As the state reopens, though, it could get more difficult to do high-quality contact tracing, he said, because people will have more contacts.
A regional approach to closures might work, Haque said. He’s coming up with a way for certain zip codes to determine whether to keep their swimming pools and other public places open.
For instance, “All swimming pools in that particular zip code need to be closed to protect the public health, but other swimming pools [in the county] can be open,” he said.
If people are willing to work from home when possible, Haque said there is a chance we can use modelling to carefully track the virus while allowing for some activities. “We can probably stop a high percent of public [health] issues and open 90% or 95% of our country,” he said.
White says a major stumbling block is the public’s willingness to follow the rules for social distancing and voluntary quarantining on a regional or statewide level.
“I think a big part of the reason for governments relaxing policies was that citizens were tired of them,” he said. “People lost the will to keep implementing them. I’m not sure the appetite would be there for a second set of closures.”
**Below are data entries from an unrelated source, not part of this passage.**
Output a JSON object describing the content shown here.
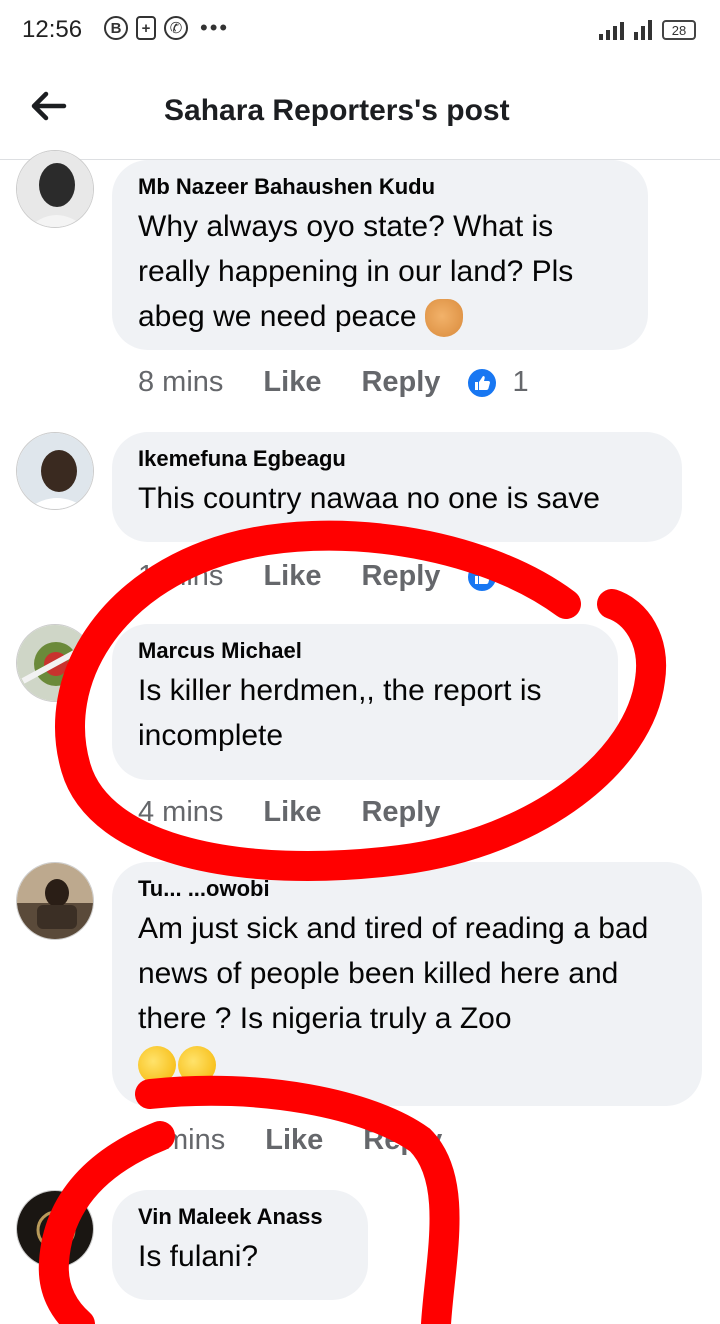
{
  "status_bar": {
    "time": "12:56",
    "icons": [
      "b-icon",
      "battery-saver-icon",
      "whatsapp-icon",
      "more-dots-icon"
    ],
    "battery_level": "28"
  },
  "header": {
    "title": "Sahara Reporters's post",
    "back_icon": "arrow-left-icon"
  },
  "comments": [
    {
      "author": "Mb Nazeer Bahaushen Kudu",
      "text": "Why always oyo state? What is really happening in our land? Pls abeg we need peace",
      "emoji": "clapping-hands",
      "time": "8 mins",
      "like": "Like",
      "reply": "Reply",
      "reaction_count": "1"
    },
    {
      "author": "Ikemefuna Egbeagu",
      "text": "This country nawaa no one is save",
      "time": "1",
      "time_suffix": "mins",
      "like": "Like",
      "reply": "Reply",
      "reaction_count": "1"
    },
    {
      "author": "Marcus Michael",
      "text": "Is killer herdmen,, the report is incomplete",
      "time": "4 mins",
      "like": "Like",
      "reply": "Reply"
    },
    {
      "author": "Tu... ...owobi",
      "text": "Am just sick and tired of reading a bad news of people been killed here and there ? Is nigeria truly a Zoo",
      "emoji": "sad-faces",
      "time": "mins",
      "like": "Like",
      "reply": "Reply"
    },
    {
      "author": "Vin Maleek Anass",
      "text": "Is fulani?"
    }
  ],
  "colors": {
    "bubble_bg": "#f0f2f5",
    "meta_text": "#65676b",
    "like_blue": "#1877f2",
    "marker_red": "#ff0000"
  }
}
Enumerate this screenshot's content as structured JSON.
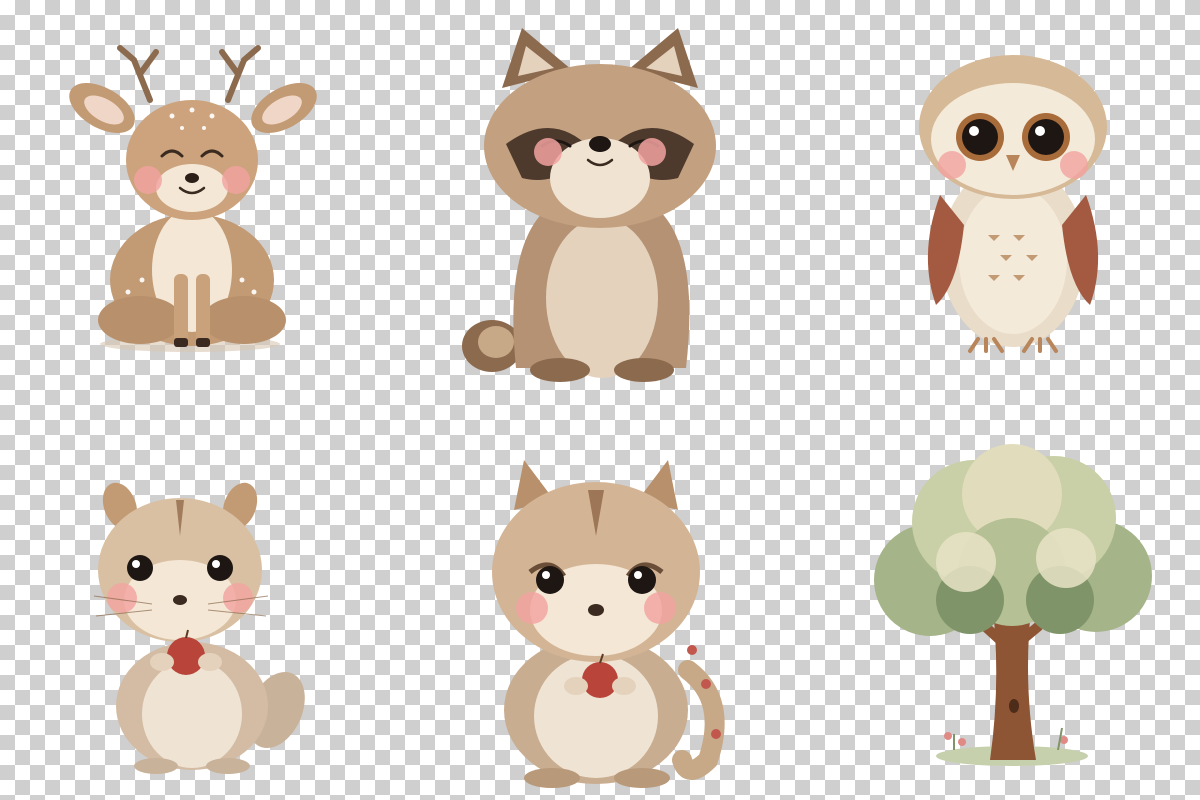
{
  "canvas": {
    "background": "transparency-checkerboard"
  },
  "palette": {
    "fur_light": "#d9c0a3",
    "fur_mid": "#c29a74",
    "fur_dark": "#8c6a4e",
    "cream": "#f4e7d6",
    "blush": "#f2a2a0",
    "eye": "#1e1612",
    "apple": "#b9443a",
    "leaf_light": "#dcdcb8",
    "leaf_mid": "#a6b48a",
    "leaf_dark": "#7f9468",
    "bark": "#8e5535"
  },
  "illustrations": [
    {
      "id": "deer",
      "icon": "fawn-illustration"
    },
    {
      "id": "raccoon",
      "icon": "raccoon-illustration"
    },
    {
      "id": "owl",
      "icon": "owl-illustration"
    },
    {
      "id": "chipmunk",
      "icon": "chipmunk-with-apple-illustration"
    },
    {
      "id": "squirrel",
      "icon": "squirrel-with-apple-illustration"
    },
    {
      "id": "tree",
      "icon": "tree-illustration"
    }
  ]
}
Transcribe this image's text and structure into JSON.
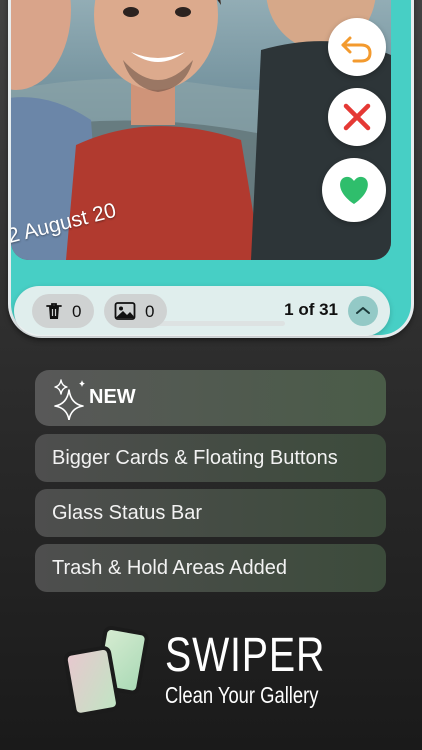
{
  "preview": {
    "date_text": "2 August 20",
    "trash_count": "0",
    "hold_count": "0",
    "counter": "1 of 31"
  },
  "features": {
    "new_label": "NEW",
    "items": [
      {
        "label": "Bigger Cards & Floating Buttons"
      },
      {
        "label": "Glass Status Bar"
      },
      {
        "label": "Trash & Hold Areas Added"
      }
    ]
  },
  "brand": {
    "title": "SWIPER",
    "subtitle": "Clean Your Gallery"
  },
  "icons": {
    "undo": "undo-icon",
    "delete": "close-icon",
    "keep": "heart-icon",
    "trash": "trash-icon",
    "image": "image-icon",
    "chevron": "chevron-up-icon",
    "sparkle": "sparkle-icon"
  },
  "colors": {
    "accent": "#47cfc5",
    "delete": "#e53935",
    "keep": "#2fbe6c",
    "undo": "#f39a2e"
  }
}
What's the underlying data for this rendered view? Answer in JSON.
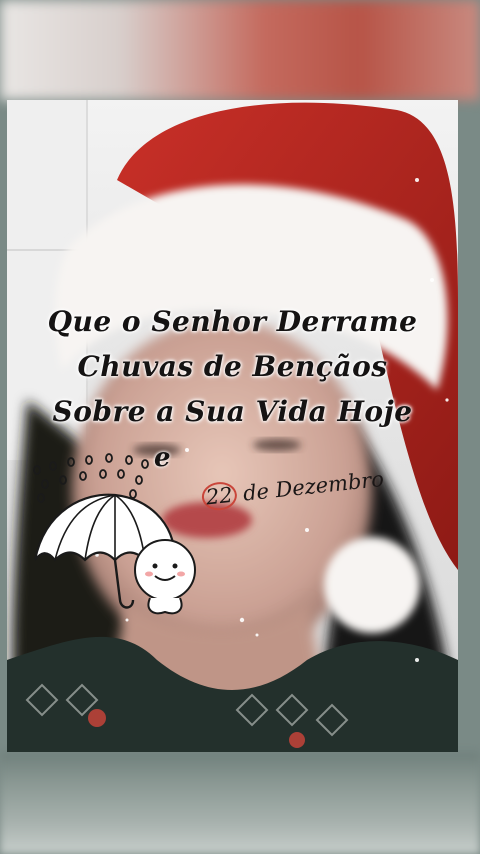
{
  "caption": {
    "line1": "Que o Senhor Derrame",
    "line2": "Chuvas de Bençãos",
    "line3": "Sobre a Sua Vida Hoje",
    "conjunction": "e"
  },
  "date_label": {
    "number": "22",
    "text": "de Dezembro"
  },
  "colors": {
    "hat_red": "#b3241d",
    "fur_white": "#f7f4f2",
    "text": "#151313",
    "date_circle": "#c9453a"
  },
  "sticker": {
    "icon": "umbrella-rain-smiley-icon"
  }
}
That proved true for the second wave of the 1918 pandemic, when cities began to reopen — then saw their cases spike. The City of Philadelphia failed to take any quarantining precautions because of city government corruption. In five weeks, 25% of the population contracted the disease, and 16,000 people died. Even after the risks were known, due to outbreaks in cities across the country, San Francisco’s attempt to re-implement a mask order met with protests and petitions.
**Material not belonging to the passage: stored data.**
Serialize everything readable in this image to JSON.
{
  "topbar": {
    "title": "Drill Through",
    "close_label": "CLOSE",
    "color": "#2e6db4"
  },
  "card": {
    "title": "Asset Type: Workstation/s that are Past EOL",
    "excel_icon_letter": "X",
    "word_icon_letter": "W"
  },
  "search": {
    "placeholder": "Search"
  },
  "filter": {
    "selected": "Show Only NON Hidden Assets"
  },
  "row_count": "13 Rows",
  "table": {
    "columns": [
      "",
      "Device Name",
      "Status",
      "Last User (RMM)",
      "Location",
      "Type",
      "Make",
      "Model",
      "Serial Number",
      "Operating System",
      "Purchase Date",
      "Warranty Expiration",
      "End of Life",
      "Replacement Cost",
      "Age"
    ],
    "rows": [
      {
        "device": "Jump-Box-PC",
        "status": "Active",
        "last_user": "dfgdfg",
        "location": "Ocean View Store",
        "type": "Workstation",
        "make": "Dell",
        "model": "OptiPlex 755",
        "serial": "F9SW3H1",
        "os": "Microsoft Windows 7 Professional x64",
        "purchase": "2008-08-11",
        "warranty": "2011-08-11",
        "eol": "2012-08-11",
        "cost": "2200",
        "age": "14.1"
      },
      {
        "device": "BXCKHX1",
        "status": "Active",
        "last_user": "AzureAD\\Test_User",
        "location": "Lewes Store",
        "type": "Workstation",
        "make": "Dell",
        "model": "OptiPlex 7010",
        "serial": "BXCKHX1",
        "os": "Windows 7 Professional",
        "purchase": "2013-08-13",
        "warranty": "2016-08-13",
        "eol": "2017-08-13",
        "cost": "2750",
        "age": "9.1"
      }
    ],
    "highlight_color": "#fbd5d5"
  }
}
Sly said he expected the numbers to continue to increase largely because people are tired of social distancing, and are resuming gatherings and returning to work.
“It’s inevitable, but the objective is to let that happen slowly, while not involving the high-risk population,” he said. “Whether it becomes noticeable as a true ‘second wave’ or simply a slow increase from now until the vaccines are here depends upon how well this is managed, and how well people comply.”
Katie Jickling contributed reporting.